- Born: November 18, 1979 (age 46)
- Citizenship: American
- Education: Florida State University
- Known for: Suicide research
- Spouse: Joye Anestis
- Children: Two (one son, one daughter)
- Awards: 2018 Shneidman Award from the American Association of Suicidology
- Scientific career
- Fields: Psychology, suicidology
- Institutions: University of Southern Mississippi, Rutgers University
- Thesis: Affective and behavioral dysregulation: An analysis of individual difference variables in the acquired capability for suicide (2011)
- Doctoral advisor: Thomas Joiner

= Michael Anestis =

American clinical psychologist and suicidologist

Michael David Anestis (born November 18, 1979) is an American clinical psychologist and associate professor in the Department of Urban-Global Public Health in the Rutgers School of Public Health, as well as the executive director of the New Jersey Gun Violence Research Center. Before joining the faculty of Rutgers in 2020, he taught at the University of Southern Mississippi, where he first joined the faculty in 2012.

==Education==
Anestis received his B.A. from Yale University in 2002 and his M.A. and Ph.D. from Florida State University in 2007 and 2011, respectively.

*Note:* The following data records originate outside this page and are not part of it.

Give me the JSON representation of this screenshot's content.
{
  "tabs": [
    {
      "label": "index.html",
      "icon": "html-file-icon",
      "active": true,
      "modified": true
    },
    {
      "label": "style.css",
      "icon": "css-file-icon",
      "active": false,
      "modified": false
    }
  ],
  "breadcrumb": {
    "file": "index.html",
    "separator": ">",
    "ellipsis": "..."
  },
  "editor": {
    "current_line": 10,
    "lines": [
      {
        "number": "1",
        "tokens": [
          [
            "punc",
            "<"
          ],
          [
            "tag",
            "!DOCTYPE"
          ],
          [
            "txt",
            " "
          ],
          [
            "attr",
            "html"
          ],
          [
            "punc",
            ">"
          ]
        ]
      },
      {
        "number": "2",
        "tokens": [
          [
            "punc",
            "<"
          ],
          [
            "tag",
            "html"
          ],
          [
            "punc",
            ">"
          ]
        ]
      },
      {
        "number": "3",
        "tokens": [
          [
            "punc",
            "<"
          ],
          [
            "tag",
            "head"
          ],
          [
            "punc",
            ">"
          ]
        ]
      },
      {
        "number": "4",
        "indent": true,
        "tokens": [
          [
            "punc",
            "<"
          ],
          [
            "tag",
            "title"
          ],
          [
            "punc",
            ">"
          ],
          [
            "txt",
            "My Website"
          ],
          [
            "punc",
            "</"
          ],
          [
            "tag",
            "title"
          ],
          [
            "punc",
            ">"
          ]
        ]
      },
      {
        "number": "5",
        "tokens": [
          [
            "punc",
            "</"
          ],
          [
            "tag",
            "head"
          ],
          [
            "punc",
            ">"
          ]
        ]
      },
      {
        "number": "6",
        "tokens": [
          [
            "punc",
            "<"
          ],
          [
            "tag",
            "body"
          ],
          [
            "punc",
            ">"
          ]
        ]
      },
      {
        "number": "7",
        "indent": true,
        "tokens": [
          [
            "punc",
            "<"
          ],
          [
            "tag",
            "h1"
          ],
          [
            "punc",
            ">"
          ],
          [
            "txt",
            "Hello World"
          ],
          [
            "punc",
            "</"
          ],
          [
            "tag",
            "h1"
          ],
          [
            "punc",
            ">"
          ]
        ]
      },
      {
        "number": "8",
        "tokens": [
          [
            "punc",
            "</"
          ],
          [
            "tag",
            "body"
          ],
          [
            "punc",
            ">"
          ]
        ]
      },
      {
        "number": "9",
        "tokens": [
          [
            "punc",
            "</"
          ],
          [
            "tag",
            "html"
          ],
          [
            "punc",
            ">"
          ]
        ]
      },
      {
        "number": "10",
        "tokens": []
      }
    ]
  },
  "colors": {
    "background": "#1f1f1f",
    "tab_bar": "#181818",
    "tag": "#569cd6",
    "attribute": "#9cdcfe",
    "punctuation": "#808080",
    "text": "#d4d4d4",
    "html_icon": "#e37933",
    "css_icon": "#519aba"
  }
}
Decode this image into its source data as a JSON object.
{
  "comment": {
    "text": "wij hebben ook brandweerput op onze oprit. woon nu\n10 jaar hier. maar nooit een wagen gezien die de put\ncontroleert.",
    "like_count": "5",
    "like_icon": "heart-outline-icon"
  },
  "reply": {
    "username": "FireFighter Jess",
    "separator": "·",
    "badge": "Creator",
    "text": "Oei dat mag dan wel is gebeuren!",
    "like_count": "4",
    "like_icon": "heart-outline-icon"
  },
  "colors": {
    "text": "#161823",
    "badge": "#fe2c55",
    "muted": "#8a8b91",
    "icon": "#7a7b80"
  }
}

His Ph.D. thesis was entitled Affective and behavioral dysregulation: An analysis of individual difference variables in the acquired capability for suicide.

==Research==
Anestis' research pertains to multiple topics in the field of clinical psychology, including suicide and emotional dysregulation in people with psychiatric disorders, as well as suicide more generally. For example, he has published studies questioning the effectiveness of equine-assisted therapy. He has also researched various issues related to suicide prevention, including the relationship between gun control laws and suicide rates. For example, in a 2015 study, he found that laws prohibiting open carrying of guns in Oklahoma and California reduced suicide rates in the year after each was passed. In 2017, he led another study showing that suicide rates declined in states with universal background check and waiting period laws compared to states without such laws. He has also co-authored research showing that military personnel who have undergone basic training have more suicide capability than those who have not, in line with his belief that impulsivity and capability are both important to the risk of suicide.

In January 2018, his book Guns and Suicide: An American Epidemic was published by Oxford University Press.

==Personal life==
Anestis is married to Joye Anestis, an associate professor in the Department of Health Behavior, Society and Policy at Rutgers. They have a son and a daughter.